Voyages

Séjour à Cabourg – lecture de Charlaine Harris et redécouverte de La Recherche

Marc Bordier par Marc Bordier /



Les aléas du transport aérien en période d’activité volcanique m’ont récemment conduit à renoncer à un voyage lointain au profit d’une destination plus proche de Paris : la Normandie. C’est ainsi que j’ai passé la première semaine des vacances de Pâques dans un hôtel à Cabourg. Durant ce séjour improvisé sur la côte fleurie, j’ai achevé la lecture du premier tome de la Communauté du sud – Quand le danger rôde. J’avoue que j’ai été déçu : le récit de Charlaine Harris m’a semblé bien fade, tout comme son style, et en refermant le roman je n’ai pu m’empêcher de soupirer « encore une histoire de vampires… ». Peut-être suis-je tout simplement en train de me lasser ? En fait, je crois que ce que j’ai le plus apprécié, c’est l’image de couverture : cette photo de bouche féminine sensuelle et goulue au vermeil luisant de sang sur un teint laiteux est tout simplement fabuleuse… Mais cela ne suffit malheureusement pas à faire un bon livre.

 

Ces quelques jours passés à Cabourg ont surtout été pour moi l’occasion de redécouvrir la Recherche, que j’ai refermée il y a sept ou huit ans.

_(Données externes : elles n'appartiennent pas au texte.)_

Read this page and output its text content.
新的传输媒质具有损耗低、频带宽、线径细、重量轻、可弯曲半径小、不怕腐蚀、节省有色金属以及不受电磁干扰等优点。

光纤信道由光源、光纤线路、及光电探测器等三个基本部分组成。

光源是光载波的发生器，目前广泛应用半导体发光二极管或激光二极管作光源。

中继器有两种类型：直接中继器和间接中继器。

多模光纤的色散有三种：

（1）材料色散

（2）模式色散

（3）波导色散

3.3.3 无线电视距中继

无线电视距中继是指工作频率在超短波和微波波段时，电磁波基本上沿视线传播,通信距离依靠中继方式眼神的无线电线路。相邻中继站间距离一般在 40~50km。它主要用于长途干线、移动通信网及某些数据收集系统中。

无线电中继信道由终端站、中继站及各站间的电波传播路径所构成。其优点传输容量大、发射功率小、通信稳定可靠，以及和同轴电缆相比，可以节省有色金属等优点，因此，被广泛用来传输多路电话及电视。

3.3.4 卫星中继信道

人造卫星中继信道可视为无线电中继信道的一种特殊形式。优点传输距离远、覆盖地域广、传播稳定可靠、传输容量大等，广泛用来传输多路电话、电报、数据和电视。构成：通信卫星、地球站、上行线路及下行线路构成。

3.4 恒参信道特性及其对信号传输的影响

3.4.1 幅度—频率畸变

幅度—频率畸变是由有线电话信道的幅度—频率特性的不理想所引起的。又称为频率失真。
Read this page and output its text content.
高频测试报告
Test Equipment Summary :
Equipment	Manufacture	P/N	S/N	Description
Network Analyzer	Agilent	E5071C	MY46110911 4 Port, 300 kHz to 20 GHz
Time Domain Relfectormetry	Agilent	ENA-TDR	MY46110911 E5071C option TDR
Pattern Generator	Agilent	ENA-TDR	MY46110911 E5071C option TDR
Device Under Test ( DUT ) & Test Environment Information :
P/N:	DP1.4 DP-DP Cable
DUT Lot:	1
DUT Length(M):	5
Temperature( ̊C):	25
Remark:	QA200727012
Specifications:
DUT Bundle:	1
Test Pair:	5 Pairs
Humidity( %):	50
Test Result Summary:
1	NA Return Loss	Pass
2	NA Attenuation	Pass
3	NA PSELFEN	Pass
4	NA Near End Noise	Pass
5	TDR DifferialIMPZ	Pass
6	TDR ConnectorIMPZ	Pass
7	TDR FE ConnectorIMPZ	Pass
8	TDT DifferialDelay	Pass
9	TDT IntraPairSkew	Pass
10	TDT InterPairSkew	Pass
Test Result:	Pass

En digne fétichiste de Marcel Proust, j’ai longuement flâné le long de la mer sur la promenade qui porte aujourd’hui son nom, et parcouru le vaste salon du Grand hôtel en admirant la plage et le coucher de soleil par ses grandes baies vitrées. Comme je l’écrivais ici même le 11 janvier, la relecture de La Recherche fait partie de mes projets pour cette année. Baigné dans l’ambiance de Cabourg-Balbec, je me suis donc replongé avec plaisir dans l’œuvre de Proust. J’y ai d’ailleurs été fortement encouragé par l’excellent article d’Antoine Compagnon intitulé La Recherche à hauteur d’homme dans le magazine littéraire de ce mois-ci, dont le dossier principal, amusante coïncidence, est précisément consacré à Marcel Proust. Antoine Compagnon nous invite à surmonter nos réticences et nos craintes face à une œuvre que beaucoup d’entre nous jugent – à tort – difficile et inaccessible : « L’œuvre de Proust reste trop peu lue. Sa monumentalité supposée intimide : trop complexe et élitiste, perverse et autarcique. Loin d’être une écrasante machine infaillible, ce texte, écrit au pas de course, est au contraire très hospitalier, débordant de vitalité et d’humour. » Je partage pleinement ce point de vue : moi aussi, j’ai été autrefois rebuté par la longueur et l’aura de La Recherche. Mais une fois dépassés mes préjugés initiaux, j’ai commencé à l’apprécier et m’y suis abandonné avec un réel plaisir. Aujourd’hui, je la redécouvre d’autant plus volontiers que j’en connais la nature cyclique : à l’image des phrases qui la composent, cette œuvre se dévoile progressivement, et pour un lecteur attentif, la relecture d’un passage vient souvent éclairer d’une lumière neuve les centaines de pages qui l’ont précédé. C’est ce qui fait de La Recherche une œuvre inépuisable, un classique à lire et relire sans fin.